The interlaid storylines of professional aspirations, personal passions, and intermingling desires form a tightly woven story exploring the facets of how culturally significant material like art and design can change how history is written and told. The Dig also explores the conflicts between professionals and amateurs and questions where great artistic finds should reside. Additionally, it considers the issue of “legacy” from multiple fronts. The legacy art leaves to history. The legacy historians leave to the ages. The legacy that love leaves with those around us. 

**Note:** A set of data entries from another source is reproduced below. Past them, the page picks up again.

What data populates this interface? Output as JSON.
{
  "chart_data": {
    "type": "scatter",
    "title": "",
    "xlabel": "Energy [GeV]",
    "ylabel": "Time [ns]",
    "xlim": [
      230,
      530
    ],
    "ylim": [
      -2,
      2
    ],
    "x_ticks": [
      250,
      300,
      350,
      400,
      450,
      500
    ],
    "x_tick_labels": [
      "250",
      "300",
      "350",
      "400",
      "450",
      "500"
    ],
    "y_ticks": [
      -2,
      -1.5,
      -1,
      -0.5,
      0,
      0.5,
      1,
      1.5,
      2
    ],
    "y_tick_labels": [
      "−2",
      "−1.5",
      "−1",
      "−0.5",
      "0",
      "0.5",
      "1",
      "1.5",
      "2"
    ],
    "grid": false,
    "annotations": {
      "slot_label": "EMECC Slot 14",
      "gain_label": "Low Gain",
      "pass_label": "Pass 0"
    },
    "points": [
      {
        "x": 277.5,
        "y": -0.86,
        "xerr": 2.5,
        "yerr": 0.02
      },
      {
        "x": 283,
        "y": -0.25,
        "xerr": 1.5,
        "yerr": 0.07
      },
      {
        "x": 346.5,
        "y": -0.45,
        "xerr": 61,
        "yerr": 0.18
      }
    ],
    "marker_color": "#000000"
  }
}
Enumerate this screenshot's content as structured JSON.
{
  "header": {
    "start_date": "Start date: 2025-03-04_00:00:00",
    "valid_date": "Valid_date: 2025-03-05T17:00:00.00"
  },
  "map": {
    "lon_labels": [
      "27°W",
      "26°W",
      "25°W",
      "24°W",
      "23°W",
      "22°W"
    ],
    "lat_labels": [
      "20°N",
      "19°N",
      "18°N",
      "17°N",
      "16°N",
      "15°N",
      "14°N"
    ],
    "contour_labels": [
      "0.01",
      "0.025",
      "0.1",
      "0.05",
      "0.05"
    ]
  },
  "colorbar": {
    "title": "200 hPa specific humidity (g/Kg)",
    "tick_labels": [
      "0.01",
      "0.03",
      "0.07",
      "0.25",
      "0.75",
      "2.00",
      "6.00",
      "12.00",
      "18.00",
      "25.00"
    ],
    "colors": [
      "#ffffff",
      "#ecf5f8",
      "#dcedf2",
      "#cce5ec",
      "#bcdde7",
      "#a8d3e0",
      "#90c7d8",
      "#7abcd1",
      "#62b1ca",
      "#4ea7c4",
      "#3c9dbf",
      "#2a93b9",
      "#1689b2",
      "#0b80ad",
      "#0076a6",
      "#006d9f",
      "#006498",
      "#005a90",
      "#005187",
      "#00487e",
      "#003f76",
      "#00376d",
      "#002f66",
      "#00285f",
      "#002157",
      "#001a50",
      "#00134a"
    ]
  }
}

The objects found by an untrained local “excavator” and a laywoman who reads Howard Carter’s account of opening King Tut’s tomb for leisure are some of the most significant in archaeology and in art history. In particular, the remarkably detailed pieces of goldsmithery procured from the burial mounds shaped new understandings of the history of art in East Anglia and beyond. The interwoven ribbons of Celtic design that mark the surfaces of these pieces are as tightly knit as the new film about their discovery.

Some eight decades on, the art objects found at Sutton Hoo are still inspiring new generations of visitors at the British Museum, where an entire gallery is dedicated to their exhibition and preservation. Netflix’s The Dig, dramatizes the exhumation of these important pieces of art and does so with an emotive lilt that makes archaeological finds seem as thrilling and romantic as anything can be. So, like the work of an archaeologist, an art historian, or a curator, the film becomes a kind of time capsule containing the wisdom of one pinpoint in history. It is, of course, an imperfect piece of history though, because it sacrifices some truths in the service of movie-making. But, it is a movie after all, and one that will move you.

Overall, The Dig is a rich story, which explores important themes and dusts off the world of archaeology with a dose of Hollywood magic. It will remind those who, in the words of Donna Tartt, “love beautiful things and look out for them” why they do what they do and might convince others to do the same.

Both the film and Tartt’s book assert, rightly, that art is a gift to history. A gold and garnet Sutton Hoo shoulder clasp, a 1930’s photograph, a film dating to the year 2021 can all do the same thing. They can tell the stories of the past to both contemporaries and to those who come after. In doing so, all art can deepen our understanding of ourselves, our world, and our collective history. And it can do so in deeply beautiful and resonant ways that will remain as treasures to be found again and again by new generations long after we are gone.

One of the exquisite gold shoulder clasps found at Sutton Hoo, now in the collection of The British Museum.

One of the exquisite gold shoulder clasps found at Sutton Hoo, now in the collection of The British Museum.